- Droits TV
La fin de la récré ?
Vendredi dernier, la Ligue a lancé un appel d'offres pour les droits TV pour la période 2012/2016. Avec un vrai risque pour qu'ils soient en baisse...
Lancer un appel d’offres pour les droits TV (2012/2016) un vendredi 13 mai était-ce une bonne idée ? Le football français qui aime bien se flageller a répondu par l’affirmative. Depuis que Stéphane Richard, le boss d’Orange, a sifflé la fin de la récré (203M€ la saison pour 350 000 abonnés), les hiérarques de la Ligue 1 n’en finissent plus de consulter pour que la fuite en avant du sport numéro un de l’Hexagone ne se termine pas dans le ravin.
Il s’agit désormais de concilier l’inconciliable : la volonté de la Ligue de participer à la course à l’armement au niveau européen et de toujours empocher plus à l’heure où des pays comme le Portugal, les Pays-Bas, la Russie et l’Ukraine reluquent sans vergogne notre cinquième place à l’indice UEFA ; de l’autre, celle de Canal Plus, de moins en moins dépendant du ballon rond autochtone, de raquer beaucoup moins. Dans une interview donnée aux Echos en février dernier, Bertrand Méheut, le tycoon de la chaîne cryptée laissait entendre que « les droits sportifs sont encore trop chers. La réalité doit prendre en compte ce que nos abonnés sont prêts à payer. Il faut trouver un juste équilibre entre la réduction des coûts des droits et le maintien de l’indispensable qualité du spectacle que nos abonnés attendent. Mais n’oublions pas que la crise économique a impacté tout le monde. » Bref, la quadrature du cercle… Canal ne lâchera plus 660M€ comme fin 2004 quand il s’agissait surtout, dans le cadre d’un choix industriel, de tuer le bouquet concurrent (TPS) et n’est même pas sûr de vouloir encore payer 460M€ comme il y a trois ans. Les dirigeants de la chaîne reprochent surtout aux clubs français d’être trop « télé-dépendants » . Ils rêvent d’une élite à dix-huit clubs et d’une L2 qui ne « boufferait » pas près de 20% des droits (120M€ l’an). Un vœu pieux dans un royaume où les baronnies et les prébendes règnent en maîtresses.

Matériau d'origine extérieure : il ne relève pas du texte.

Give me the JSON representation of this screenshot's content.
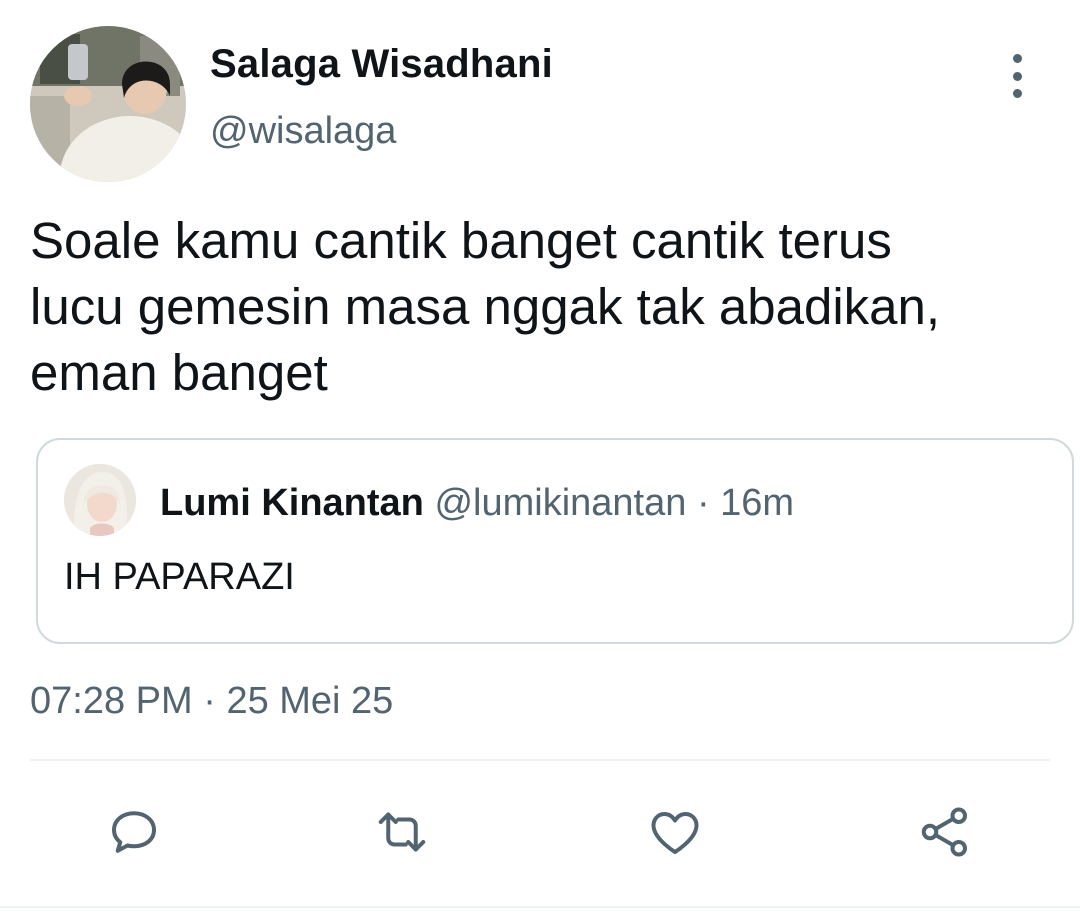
{
  "author": {
    "display_name": "Salaga Wisadhani",
    "handle": "@wisalaga",
    "avatar_icon": "profile-photo"
  },
  "tweet": {
    "text": "Soale kamu cantik banget cantik terus\nlucu gemesin masa nggak tak abadikan,\neman banget"
  },
  "quoted_tweet": {
    "display_name": "Lumi Kinantan",
    "handle": "@lumikinantan",
    "separator": "·",
    "time": "16m",
    "text": "IH PAPARAZI",
    "avatar_icon": "profile-photo"
  },
  "timestamp": {
    "time": "07:28 PM",
    "separator": "·",
    "date": "25 Mei 25"
  },
  "actions": [
    {
      "name": "reply",
      "icon": "speech-bubble-icon"
    },
    {
      "name": "retweet",
      "icon": "retweet-icon"
    },
    {
      "name": "like",
      "icon": "heart-icon"
    },
    {
      "name": "share",
      "icon": "share-icon"
    }
  ],
  "colors": {
    "primary_text": "#0f1419",
    "secondary_text": "#536471",
    "border": "#cfd9de"
  }
}
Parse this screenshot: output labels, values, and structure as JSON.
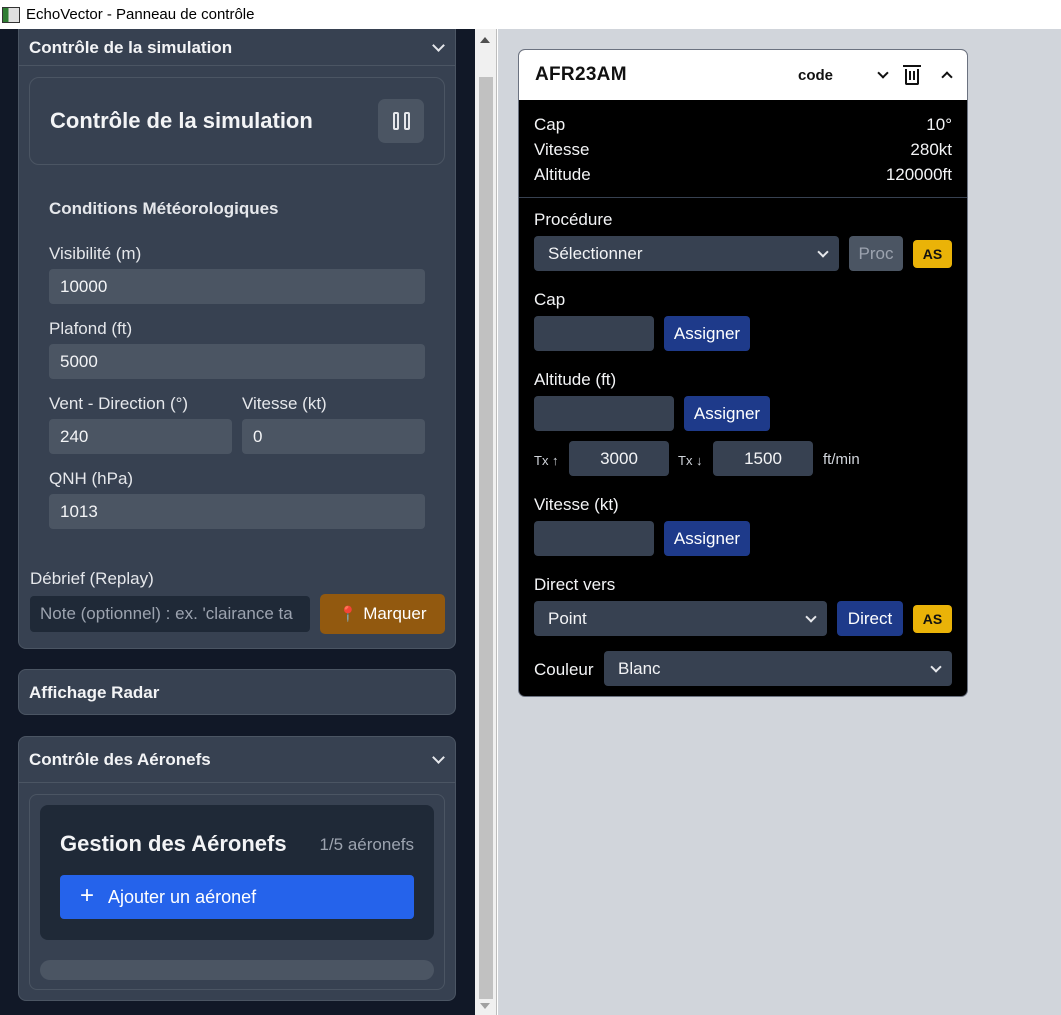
{
  "window": {
    "title": "EchoVector - Panneau de contrôle"
  },
  "sim_section": {
    "header": "Contrôle de la simulation",
    "card_title": "Contrôle de la simulation",
    "weather_title": "Conditions Météorologiques",
    "visibility_label": "Visibilité (m)",
    "visibility_value": "10000",
    "ceiling_label": "Plafond (ft)",
    "ceiling_value": "5000",
    "wind_dir_label": "Vent - Direction (°)",
    "wind_dir_value": "240",
    "wind_speed_label": "Vitesse (kt)",
    "wind_speed_value": "0",
    "qnh_label": "QNH (hPa)",
    "qnh_value": "1013",
    "debrief_label": "Débrief (Replay)",
    "note_placeholder": "Note (optionnel) : ex. 'clairance ta",
    "mark_label": "Marquer"
  },
  "radar_section": {
    "header": "Affichage Radar"
  },
  "aircraft_section": {
    "header": "Contrôle des Aéronefs",
    "gestion_title": "Gestion des Aéronefs",
    "count": "1/5 aéronefs",
    "add_label": "Ajouter un aéronef"
  },
  "aircraft_panel": {
    "callsign": "AFR23AM",
    "code_label": "code",
    "info": {
      "cap_label": "Cap",
      "cap_value": "10°",
      "speed_label": "Vitesse",
      "speed_value": "280kt",
      "alt_label": "Altitude",
      "alt_value": "120000ft"
    },
    "procedure_label": "Procédure",
    "procedure_select": "Sélectionner",
    "proc_button": "Proc",
    "as_badge": "AS",
    "cap_label": "Cap",
    "assign_label": "Assigner",
    "altitude_label": "Altitude (ft)",
    "tx_up_label": "Tx ↑",
    "tx_up_value": "3000",
    "tx_down_label": "Tx ↓",
    "tx_down_value": "1500",
    "rate_unit": "ft/min",
    "speed_label": "Vitesse (kt)",
    "direct_label": "Direct vers",
    "point_select": "Point",
    "direct_button": "Direct",
    "color_label": "Couleur",
    "color_select": "Blanc"
  },
  "colors": {
    "sidebar_bg": "#111827",
    "section_bg": "#374151",
    "add_button": "#2563eb",
    "mark_button": "#92590f",
    "assign_button": "#1e3a8a",
    "as_badge": "#eab308"
  }
}
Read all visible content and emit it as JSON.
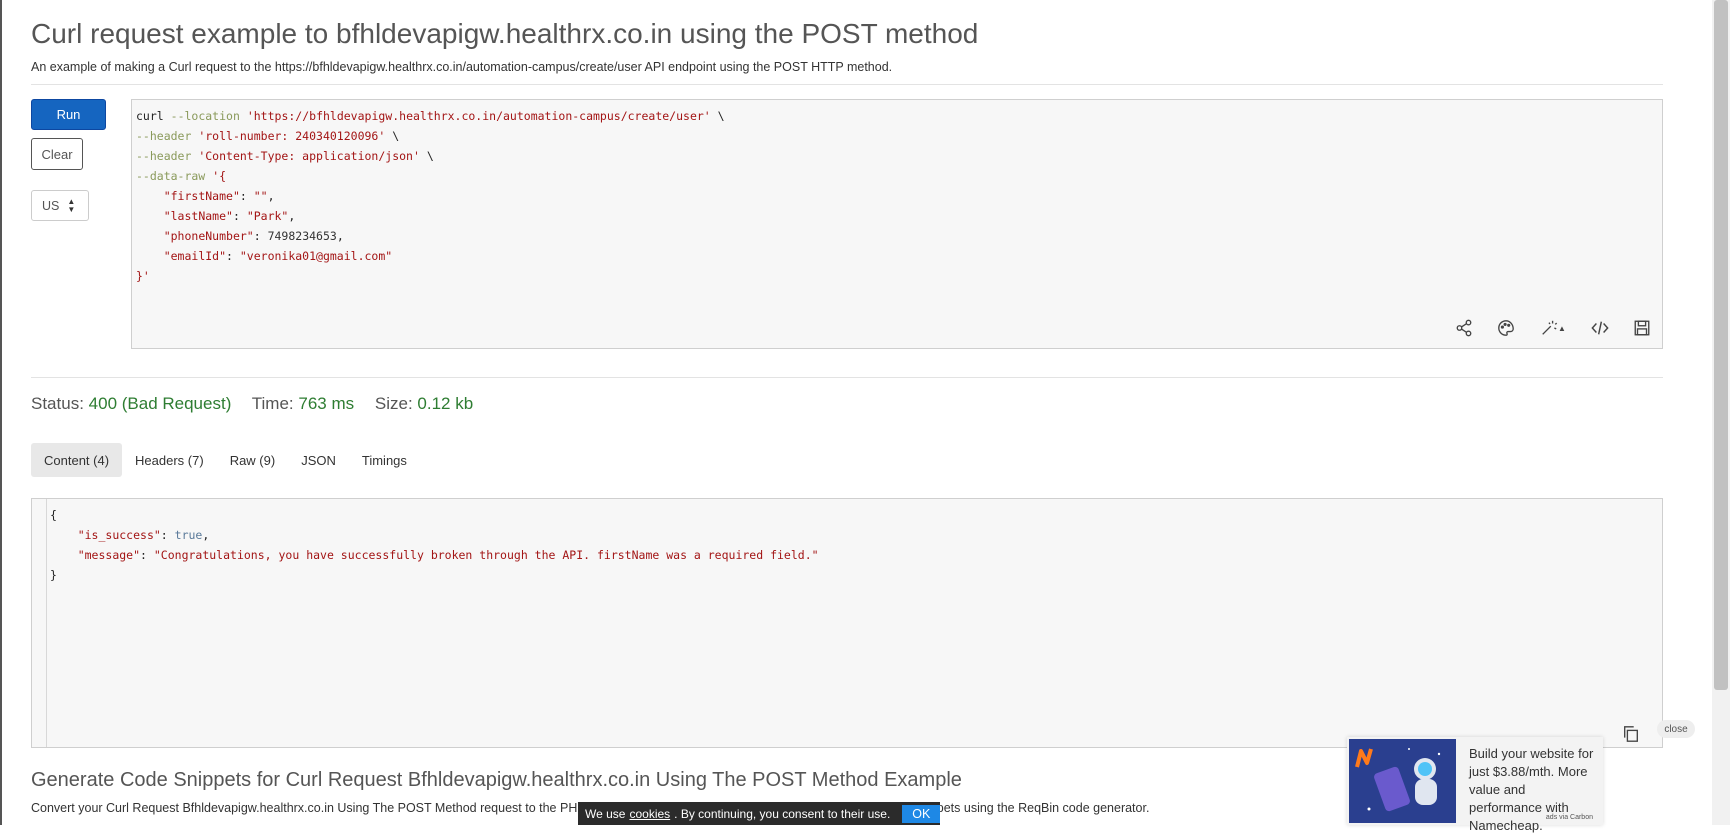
{
  "header": {
    "title": "Curl request example to bfhldevapigw.healthrx.co.in using the POST method",
    "subtitle": "An example of making a Curl request to the https://bfhldevapigw.healthrx.co.in/automation-campus/create/user API endpoint using the POST HTTP method."
  },
  "actions": {
    "run_label": "Run",
    "clear_label": "Clear",
    "region_value": "US"
  },
  "request": {
    "lines": {
      "l1_cmd": "curl",
      "l1_flag": "--location",
      "l1_url": "'https://bfhldevapigw.healthrx.co.in/automation-campus/create/user'",
      "l1_end": "\\",
      "l2_flag": "--header",
      "l2_val": "'roll-number: 240340120096'",
      "l2_end": "\\",
      "l3_flag": "--header",
      "l3_val": "'Content-Type: application/json'",
      "l3_end": "\\",
      "l4_flag": "--data-raw",
      "l4_val": "'{",
      "k1": "\"firstName\"",
      "v1": "\"\"",
      "k2": "\"lastName\"",
      "v2": "\"Park\"",
      "k3": "\"phoneNumber\"",
      "v3": "7498234653",
      "k4": "\"emailId\"",
      "v4": "\"veronika01@gmail.com\"",
      "close": "}'"
    },
    "toolbar_icons": [
      "share-icon",
      "palette-icon",
      "magic-wand-icon",
      "code-icon",
      "save-icon"
    ]
  },
  "response": {
    "status_label": "Status:",
    "status_value": "400 (Bad Request)",
    "time_label": "Time:",
    "time_value": "763 ms",
    "size_label": "Size:",
    "size_value": "0.12 kb",
    "status_color": "#2e7d32",
    "tabs": [
      {
        "label": "Content (4)"
      },
      {
        "label": "Headers (7)"
      },
      {
        "label": "Raw (9)"
      },
      {
        "label": "JSON"
      },
      {
        "label": "Timings"
      }
    ],
    "body": {
      "open": "{",
      "k1": "\"is_success\"",
      "v1": "true",
      "k2": "\"message\"",
      "v2": "\"Congratulations, you have successfully broken through the API. firstName was a required field.\"",
      "close": "}"
    }
  },
  "generate": {
    "heading": "Generate Code Snippets for Curl Request Bfhldevapigw.healthrx.co.in Using The POST Method Example",
    "text": "Convert your Curl Request Bfhldevapigw.healthrx.co.in Using The POST Method request to the PHP, JavaScript/AJAX, Curl/Bash, Python, Java, C#/.NET code snippets using the ReqBin code generator."
  },
  "cookie_banner": {
    "text_before": "We use",
    "link": "cookies",
    "text_after": ". By continuing, you consent to their use.",
    "ok_label": "OK"
  },
  "ad": {
    "text": "Build your website for just $3.88/mth. More value and performance with Namecheap.",
    "via": "ads via Carbon",
    "close_label": "close"
  },
  "colors": {
    "accent": "#1565c0",
    "success": "#2e7d32"
  }
}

Jusqu’à l’explosion des droits au mitan des 80’s, la plupart des escadrilles hexagonales équilibraient leur budget selon un principe des trois tiers : subventions, guichets, sponsors. La fin des aides directes des collectivités locales et l’émergence des chaînes privées ont fait périclitées cette répartition. Aujourd’hui, les droits télévisuels occupent près de 60% des budgets des clubs de L1. A la décharge des dirigeants français, on leur concèdera que les prix des places sont nettement moins chers que ceux de la Liga ou de la Premier League. Le spectacle n’est, il est vrai, pas le même…
Le deal pour la période de 2008/2012 (668M€ : Canal + Orange) était supérieur à celui de l’Espagne (550M€) et de l’Allemagne (412M€), même si ces deux pays devancent la France à l’indice UEFA. Cela n’empêche pas la Ligue 1 de cumuler 115M€ de déficit sur l’année. Il y a donc urgence à repartir en guerre pour trouver de nouvelles ressources, à l’export (vieille lune) et sur les droits mobiles. Jean-Pierre Louvel, le président de l’UCPF y croit encore et toujours : « Avec l’explosion des smartphones, le lot mobile peut valoir bien plus que les 60 M€ du dernier appel d’offre. La Ligue peut ensuite rendre son offre plus attrayante avec un match le vendredi, un autre le dimanche en début d’après-midi et une journée exceptionnelle durant la trêve hivernale, un peu comme le Boxing Day en Angleterre » . La répartition des lots (avec bien entendu un prix plancher pour le cas où) va dans ce sens. La Ligue proposait ainsi de nouveaux horaires : le vendredi soir (21h), le samedi après-midi (17h), le samedi soir (19 et 21h), le dimanche (14h), le dimanche après-midi (14 (là, on vise carrément le marché asiatique, waouh) et 17h) et le dimanche soir (21h). En dépit d’un optimisme béat qui frise l’incompétence, les dirigeants français demeurent contents d’eux-mêmes sur l’air du « on va y arriver » . Ils devraient plutôt réfléchir à la manière dont ils ont utilisé les 600 puis les 660 M€ (par saison) durant huit longues années. Aujourd’hui, les fans de foot n’ont plus une vision étriquée du ballon. Avec toutes les chaînes existantes, ils peuvent voir en action toutes les meilleures équipes du monde et la comparaison ne joue pas en faveur du pays de Jacques Abardonado. Dans tout l’Hexagone, on voit fleurir des maillots de l’Espagne et du Barça sur le dos de gamins enthousiastes… Une leçon à méditer, peut-être…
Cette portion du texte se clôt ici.